Most people who have found themselves in leadership positions agree on one thing – leadership is exhausting! Leaders not only have to worry about their own deadlines, projects, goals, etc., but also the deadlines, projects, goals, etc. of their followers.
With so many plates to spin, it can be difficult for leaders to find the energy to do everything they need to do, and more and more evidence suggests that leaders are running out of juice. This is a problem not only for the leaders themselves, but also for the followers, as burnt out leaders tend to not be as effective. With this in mind, a recent article I co-authored in Harvard Business Review*, explored a tactic that leaders can use to help recover some of their energy.
There are a variety of techniques that have been studied to help leaders get some of their gusto back, but they all seem to have costs.
*Taking breaks can help recuperate, but it can almost be counterproductive for leaders because now they have even more stuff to catch up on when they come back.
*Drinking caffeine has also been shown to be helpful, but as most leaders can tell you that can only take you so far.
So the question is, is there a healthy, easy, reproducible way for leaders to give leaders a boost of energy?
Our research suggests:
*When leaders take a minute to think about themselves as good leaders, this can give them a little boost in energy that can help make them more effective at work.
*There is something unique about leaders identity as leaders, and that activating this identity can have benefits for leaders.
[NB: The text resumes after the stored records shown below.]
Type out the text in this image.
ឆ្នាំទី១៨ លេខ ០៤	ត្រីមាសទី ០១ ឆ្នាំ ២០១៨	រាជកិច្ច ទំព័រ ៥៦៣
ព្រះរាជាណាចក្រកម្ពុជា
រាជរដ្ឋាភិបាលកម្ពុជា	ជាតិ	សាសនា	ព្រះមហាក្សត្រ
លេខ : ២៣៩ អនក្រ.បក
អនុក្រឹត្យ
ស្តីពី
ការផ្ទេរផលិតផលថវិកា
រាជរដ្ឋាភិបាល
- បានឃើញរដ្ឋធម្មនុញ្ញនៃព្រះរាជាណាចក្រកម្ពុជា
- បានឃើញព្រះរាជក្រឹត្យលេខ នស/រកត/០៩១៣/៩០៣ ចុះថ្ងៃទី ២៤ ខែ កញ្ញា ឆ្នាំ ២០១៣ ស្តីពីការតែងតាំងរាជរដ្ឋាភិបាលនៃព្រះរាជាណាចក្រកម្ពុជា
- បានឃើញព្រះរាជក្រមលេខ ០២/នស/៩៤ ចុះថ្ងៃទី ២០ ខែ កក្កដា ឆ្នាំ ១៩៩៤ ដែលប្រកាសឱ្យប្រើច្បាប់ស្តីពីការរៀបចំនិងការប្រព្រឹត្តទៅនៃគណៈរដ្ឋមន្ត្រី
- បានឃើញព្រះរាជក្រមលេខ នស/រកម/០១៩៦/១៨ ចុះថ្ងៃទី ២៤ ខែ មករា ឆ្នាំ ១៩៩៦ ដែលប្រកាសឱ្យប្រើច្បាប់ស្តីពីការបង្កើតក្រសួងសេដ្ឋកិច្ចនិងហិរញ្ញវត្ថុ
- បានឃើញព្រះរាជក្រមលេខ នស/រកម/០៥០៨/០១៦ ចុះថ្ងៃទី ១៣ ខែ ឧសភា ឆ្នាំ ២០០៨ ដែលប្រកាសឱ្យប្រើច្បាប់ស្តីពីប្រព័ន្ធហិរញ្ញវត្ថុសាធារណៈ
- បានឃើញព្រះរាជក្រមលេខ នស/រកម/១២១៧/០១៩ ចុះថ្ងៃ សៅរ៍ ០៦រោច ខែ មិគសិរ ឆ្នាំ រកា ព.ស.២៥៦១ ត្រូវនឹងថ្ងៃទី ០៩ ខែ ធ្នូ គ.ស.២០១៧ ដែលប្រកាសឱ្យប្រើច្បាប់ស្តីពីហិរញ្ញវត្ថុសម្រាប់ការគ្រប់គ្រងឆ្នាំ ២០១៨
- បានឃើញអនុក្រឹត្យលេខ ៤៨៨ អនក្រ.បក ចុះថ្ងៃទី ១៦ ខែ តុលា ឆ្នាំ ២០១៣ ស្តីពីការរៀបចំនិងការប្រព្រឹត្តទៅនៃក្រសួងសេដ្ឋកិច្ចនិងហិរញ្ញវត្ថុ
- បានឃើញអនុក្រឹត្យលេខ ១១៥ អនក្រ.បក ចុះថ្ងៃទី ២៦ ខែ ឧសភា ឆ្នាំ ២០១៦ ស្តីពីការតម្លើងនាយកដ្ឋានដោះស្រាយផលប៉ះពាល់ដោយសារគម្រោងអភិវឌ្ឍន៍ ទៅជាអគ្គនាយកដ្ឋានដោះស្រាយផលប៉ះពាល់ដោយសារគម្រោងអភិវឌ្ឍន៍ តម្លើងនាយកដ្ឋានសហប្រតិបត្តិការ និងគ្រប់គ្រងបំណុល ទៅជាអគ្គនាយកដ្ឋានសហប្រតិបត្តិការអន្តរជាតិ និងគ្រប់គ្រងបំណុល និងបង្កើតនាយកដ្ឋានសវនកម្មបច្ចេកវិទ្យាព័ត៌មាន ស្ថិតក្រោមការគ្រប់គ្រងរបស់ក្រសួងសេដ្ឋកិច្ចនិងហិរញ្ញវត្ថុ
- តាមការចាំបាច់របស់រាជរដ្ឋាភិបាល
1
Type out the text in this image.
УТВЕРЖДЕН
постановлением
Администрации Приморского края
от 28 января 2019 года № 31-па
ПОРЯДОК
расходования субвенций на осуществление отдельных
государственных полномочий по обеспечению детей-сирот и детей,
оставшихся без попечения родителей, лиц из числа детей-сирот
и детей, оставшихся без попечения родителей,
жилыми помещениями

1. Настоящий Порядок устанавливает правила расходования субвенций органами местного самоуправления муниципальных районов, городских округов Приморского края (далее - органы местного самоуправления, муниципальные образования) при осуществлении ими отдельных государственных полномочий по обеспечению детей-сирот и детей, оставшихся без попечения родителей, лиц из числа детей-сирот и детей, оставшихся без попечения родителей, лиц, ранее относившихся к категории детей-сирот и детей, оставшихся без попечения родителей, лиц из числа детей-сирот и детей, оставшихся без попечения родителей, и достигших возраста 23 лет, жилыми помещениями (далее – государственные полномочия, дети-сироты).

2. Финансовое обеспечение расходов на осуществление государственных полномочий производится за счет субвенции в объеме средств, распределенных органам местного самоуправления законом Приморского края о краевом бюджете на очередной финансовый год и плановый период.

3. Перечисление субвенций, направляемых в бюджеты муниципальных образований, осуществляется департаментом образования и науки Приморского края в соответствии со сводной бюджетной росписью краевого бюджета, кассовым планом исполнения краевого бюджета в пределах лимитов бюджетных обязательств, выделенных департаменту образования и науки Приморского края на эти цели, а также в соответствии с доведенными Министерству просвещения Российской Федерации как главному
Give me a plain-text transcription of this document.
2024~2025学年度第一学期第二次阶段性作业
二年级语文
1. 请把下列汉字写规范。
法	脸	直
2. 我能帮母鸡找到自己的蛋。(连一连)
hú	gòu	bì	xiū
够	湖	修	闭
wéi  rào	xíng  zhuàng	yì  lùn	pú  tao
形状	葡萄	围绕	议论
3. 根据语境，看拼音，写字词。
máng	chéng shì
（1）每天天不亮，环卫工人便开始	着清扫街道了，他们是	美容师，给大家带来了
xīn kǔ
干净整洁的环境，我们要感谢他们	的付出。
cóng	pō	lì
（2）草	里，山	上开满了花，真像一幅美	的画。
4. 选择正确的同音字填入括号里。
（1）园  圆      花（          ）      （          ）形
And the technique couldn’t be simpler – all you need to do is take a minute and think about something that makes you a good leader. It can be a personality trait, an accomplishment, an experience – anything that reminds you that you’re good at leading. The key is to think about it and focus on it, just for a few minutes, ideally in the morning.
So, rather than taking a break or drinking a gallon of coffee, take a minute and remind yourself that you’re a good leader.
*Lanaj, K., Foulk, T., Erez, A., “How Self-Reflection Can Help Leaders Stay Motivated,” Harvard Business Review, September 13, 2018.